Actual tail call count limits in x86 JITs and interpreter

Johan Almbladh <johan.almbladh@xxxxxxxxxxxxxxxxx> · Fri, 10 Sep 2021 00:15:57 +0200

I have done some investigation into this matter, and this is what I
have found. To recap, the situation is as follows.

MAX_TAIL_CALL_CNT is defined to be 32. Since the interpreter has used
33 instead, we agree to use that limit across all JIT implementations
to not break any user space program.
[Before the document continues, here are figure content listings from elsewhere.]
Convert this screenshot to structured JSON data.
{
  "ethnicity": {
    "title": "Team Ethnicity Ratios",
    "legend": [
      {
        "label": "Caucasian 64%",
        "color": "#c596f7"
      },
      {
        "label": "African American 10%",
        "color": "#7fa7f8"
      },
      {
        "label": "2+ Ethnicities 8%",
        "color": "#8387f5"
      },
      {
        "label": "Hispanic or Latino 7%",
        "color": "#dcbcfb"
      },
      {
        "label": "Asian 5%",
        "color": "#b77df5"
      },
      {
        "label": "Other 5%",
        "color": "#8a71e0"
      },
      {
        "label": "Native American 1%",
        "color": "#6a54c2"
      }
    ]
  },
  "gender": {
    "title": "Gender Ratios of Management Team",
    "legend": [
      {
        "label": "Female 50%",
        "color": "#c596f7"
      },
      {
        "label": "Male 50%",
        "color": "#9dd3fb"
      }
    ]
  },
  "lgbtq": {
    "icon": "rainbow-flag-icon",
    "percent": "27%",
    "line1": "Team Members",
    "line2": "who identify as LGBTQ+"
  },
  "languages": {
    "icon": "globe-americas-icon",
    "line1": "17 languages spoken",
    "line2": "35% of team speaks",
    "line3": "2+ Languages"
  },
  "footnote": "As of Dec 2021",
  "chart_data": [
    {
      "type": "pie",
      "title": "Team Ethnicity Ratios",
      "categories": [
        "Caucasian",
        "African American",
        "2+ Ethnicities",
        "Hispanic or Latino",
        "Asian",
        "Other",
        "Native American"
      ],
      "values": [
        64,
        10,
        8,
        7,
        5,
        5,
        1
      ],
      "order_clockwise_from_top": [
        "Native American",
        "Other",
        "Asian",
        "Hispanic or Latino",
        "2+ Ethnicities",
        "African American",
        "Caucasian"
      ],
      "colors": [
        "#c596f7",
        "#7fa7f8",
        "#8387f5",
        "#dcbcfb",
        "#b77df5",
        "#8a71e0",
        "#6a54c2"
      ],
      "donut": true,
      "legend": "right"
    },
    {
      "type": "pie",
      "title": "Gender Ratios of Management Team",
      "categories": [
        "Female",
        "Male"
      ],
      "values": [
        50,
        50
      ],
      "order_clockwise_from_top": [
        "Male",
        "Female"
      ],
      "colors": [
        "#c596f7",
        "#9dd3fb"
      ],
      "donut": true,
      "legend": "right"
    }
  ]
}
To make sure everything uses the
same limit, we must first understand what the current state actually
is so we know what to fix.

Me: according to test_bpf.ko the tail call limit is 33 for the
interpreter, and 32 for the x86-64 JIT.
Paul: according to selftests the tail call limit is 33 for both the
interpreter and the x86-64 JIT.

Link: https://lore.kernel.org/bpf/20210809093437.876558-1-johan.almbladh@xxxxxxxxxxxxxxxxx/

I have been able to reproduce the above selftests results using
vmtest.sh. Digging deeper into this, I found that there are actually
two different code paths where the tail call count is checked in the
x86-64 JIT, corresponding to direct and indirect tail calls. By
setting different limits in those two places, I found that selftests
tailcall_3 hits the limit in emit_bpf_tail_call_direct(), whereas the
test_bpf.ko is limited by emit_bpf_tail_call_indirect().

I am not 100% sure that this is the correct explanation, but it sounds
very reasonable. However, the asm generated in the two cases look very
similar to me, so by looking at that alone I cannot really see that
the limits would be different. Perhaps someone more versed in x86 asm
could take a closer look.

What are your thoughts?

Johan